Tout cela est tourné à la manière d’un voyage, un peu onirique avec une dose d’humour, des personnages charismatiques et attachants. On se sent bien et on n’en perd pas une seconde. D’ailleurs je n’ai pas vu le temps passé. Woody Allen a voulu donner à Paris, un air de fantaisie et de magie que certains je pense ont déjà pu ressentir. Ce sentiment où tout peut arriver.
Un petit clin d’oeil pour le choix inattendu de Gad Elmaleh super pas crédible en détective privé qui nous montre bien que Woody Allen sait nous surprendre avec un casting pour le moins que je puisse dire 4 étoiles.
J’ai trouvé intéressante la réflexion sur la mélancolie. On est obsédé par le passé car en réalité on n’accepte pas notre présent. C’est une sensation un peu perverse parce qu’elle nourrit un certain fantasme qui ne s’exaucera peut-être jamais. Et cet état peut nous empêcher d’avancer dans la vie. “Est-ce que c’était mieux avant ?”.

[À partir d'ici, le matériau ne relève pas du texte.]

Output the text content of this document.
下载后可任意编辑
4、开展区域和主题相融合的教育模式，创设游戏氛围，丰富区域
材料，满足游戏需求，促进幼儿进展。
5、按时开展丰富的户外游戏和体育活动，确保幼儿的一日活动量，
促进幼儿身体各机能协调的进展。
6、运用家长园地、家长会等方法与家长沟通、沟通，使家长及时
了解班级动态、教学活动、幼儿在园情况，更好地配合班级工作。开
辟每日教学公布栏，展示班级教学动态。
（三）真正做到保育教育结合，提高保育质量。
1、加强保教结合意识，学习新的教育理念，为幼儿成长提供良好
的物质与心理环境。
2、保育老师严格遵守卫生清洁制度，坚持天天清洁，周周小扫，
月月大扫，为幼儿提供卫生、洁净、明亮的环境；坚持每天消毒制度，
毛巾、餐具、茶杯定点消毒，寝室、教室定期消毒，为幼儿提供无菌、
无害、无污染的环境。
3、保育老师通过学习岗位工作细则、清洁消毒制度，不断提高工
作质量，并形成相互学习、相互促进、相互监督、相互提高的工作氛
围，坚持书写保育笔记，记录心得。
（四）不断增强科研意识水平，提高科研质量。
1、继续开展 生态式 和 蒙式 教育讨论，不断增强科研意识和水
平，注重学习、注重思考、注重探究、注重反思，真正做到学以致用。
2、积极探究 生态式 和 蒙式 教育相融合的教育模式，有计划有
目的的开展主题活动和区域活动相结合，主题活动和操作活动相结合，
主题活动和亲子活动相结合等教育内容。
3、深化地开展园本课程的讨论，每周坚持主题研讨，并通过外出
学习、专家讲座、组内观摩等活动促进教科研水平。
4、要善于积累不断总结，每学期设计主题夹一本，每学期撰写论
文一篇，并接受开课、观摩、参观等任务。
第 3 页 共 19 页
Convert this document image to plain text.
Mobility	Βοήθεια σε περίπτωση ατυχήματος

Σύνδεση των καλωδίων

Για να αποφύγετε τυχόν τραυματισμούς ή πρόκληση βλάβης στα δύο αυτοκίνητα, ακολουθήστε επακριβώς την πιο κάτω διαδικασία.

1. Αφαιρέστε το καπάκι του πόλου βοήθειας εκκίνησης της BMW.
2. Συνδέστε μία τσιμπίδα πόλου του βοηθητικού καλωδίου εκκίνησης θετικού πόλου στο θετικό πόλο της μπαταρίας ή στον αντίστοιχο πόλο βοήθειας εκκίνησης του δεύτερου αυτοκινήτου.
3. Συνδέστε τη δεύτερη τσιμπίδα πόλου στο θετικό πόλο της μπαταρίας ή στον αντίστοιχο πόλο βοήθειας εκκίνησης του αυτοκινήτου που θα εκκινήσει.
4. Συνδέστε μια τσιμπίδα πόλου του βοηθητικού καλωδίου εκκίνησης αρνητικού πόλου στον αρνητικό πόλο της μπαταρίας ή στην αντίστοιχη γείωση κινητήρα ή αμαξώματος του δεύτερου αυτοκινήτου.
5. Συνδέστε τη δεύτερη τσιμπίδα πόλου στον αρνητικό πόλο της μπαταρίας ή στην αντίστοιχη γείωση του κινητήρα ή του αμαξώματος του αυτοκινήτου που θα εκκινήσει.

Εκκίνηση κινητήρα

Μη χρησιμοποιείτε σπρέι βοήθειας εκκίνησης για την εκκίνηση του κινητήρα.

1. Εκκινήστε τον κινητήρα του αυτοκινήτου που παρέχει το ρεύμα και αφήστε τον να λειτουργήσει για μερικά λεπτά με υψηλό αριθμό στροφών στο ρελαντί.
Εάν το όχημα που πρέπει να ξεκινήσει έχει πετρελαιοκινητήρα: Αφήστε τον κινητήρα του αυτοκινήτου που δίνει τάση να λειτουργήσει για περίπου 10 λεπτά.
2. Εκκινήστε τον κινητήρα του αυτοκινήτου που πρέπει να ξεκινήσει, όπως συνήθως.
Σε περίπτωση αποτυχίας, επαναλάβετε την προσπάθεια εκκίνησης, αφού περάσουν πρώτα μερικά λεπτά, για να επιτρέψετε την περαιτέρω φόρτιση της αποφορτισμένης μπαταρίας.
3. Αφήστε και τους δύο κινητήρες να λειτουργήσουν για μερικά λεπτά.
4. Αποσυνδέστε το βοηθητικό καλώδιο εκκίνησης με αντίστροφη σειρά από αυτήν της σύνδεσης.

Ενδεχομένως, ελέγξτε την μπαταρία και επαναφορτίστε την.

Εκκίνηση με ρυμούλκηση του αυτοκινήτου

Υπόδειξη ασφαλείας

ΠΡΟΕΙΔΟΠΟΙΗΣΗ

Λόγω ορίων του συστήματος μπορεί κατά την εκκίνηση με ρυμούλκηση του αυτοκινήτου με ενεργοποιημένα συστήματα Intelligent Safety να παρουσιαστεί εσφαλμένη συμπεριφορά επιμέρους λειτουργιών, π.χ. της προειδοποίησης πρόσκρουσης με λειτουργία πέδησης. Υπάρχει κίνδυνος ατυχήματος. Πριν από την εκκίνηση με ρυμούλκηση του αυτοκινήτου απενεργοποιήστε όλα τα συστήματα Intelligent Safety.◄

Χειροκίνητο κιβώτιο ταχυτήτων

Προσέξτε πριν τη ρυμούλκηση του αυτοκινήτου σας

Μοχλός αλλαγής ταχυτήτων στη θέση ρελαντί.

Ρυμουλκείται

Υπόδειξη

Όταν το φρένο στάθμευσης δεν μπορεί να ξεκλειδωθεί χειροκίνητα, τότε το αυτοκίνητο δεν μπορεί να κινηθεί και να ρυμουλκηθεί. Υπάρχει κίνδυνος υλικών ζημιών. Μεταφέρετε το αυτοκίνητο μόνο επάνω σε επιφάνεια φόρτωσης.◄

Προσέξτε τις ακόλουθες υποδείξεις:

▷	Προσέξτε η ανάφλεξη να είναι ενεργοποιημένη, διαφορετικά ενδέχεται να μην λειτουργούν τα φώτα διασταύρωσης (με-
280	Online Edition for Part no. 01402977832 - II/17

Au final, les parties « so cliché » sont indispensables et explicables dans le film, car je pense que cela montre le point de vue de ce que certains touristes américains ont lors d’un séjour dans la capitale.
A la fin, je suis ressortie du film avec le sourire et quelque peu fière d’être fraîchement parisienne. Oh que oui que j’aime Paris.



















Moi non plus je n’ai pas aimé, pour les mêmes raisons que toi ! Je l’explique ici http://lesbottinesrouges.over-blog.com/article-minuit-a-paris-pas-une-franche-reussite-73947662.html
Ah et bien je suis soulagée car ce film semble avoir été encensé partout ! ok j’irai lire ta critique :)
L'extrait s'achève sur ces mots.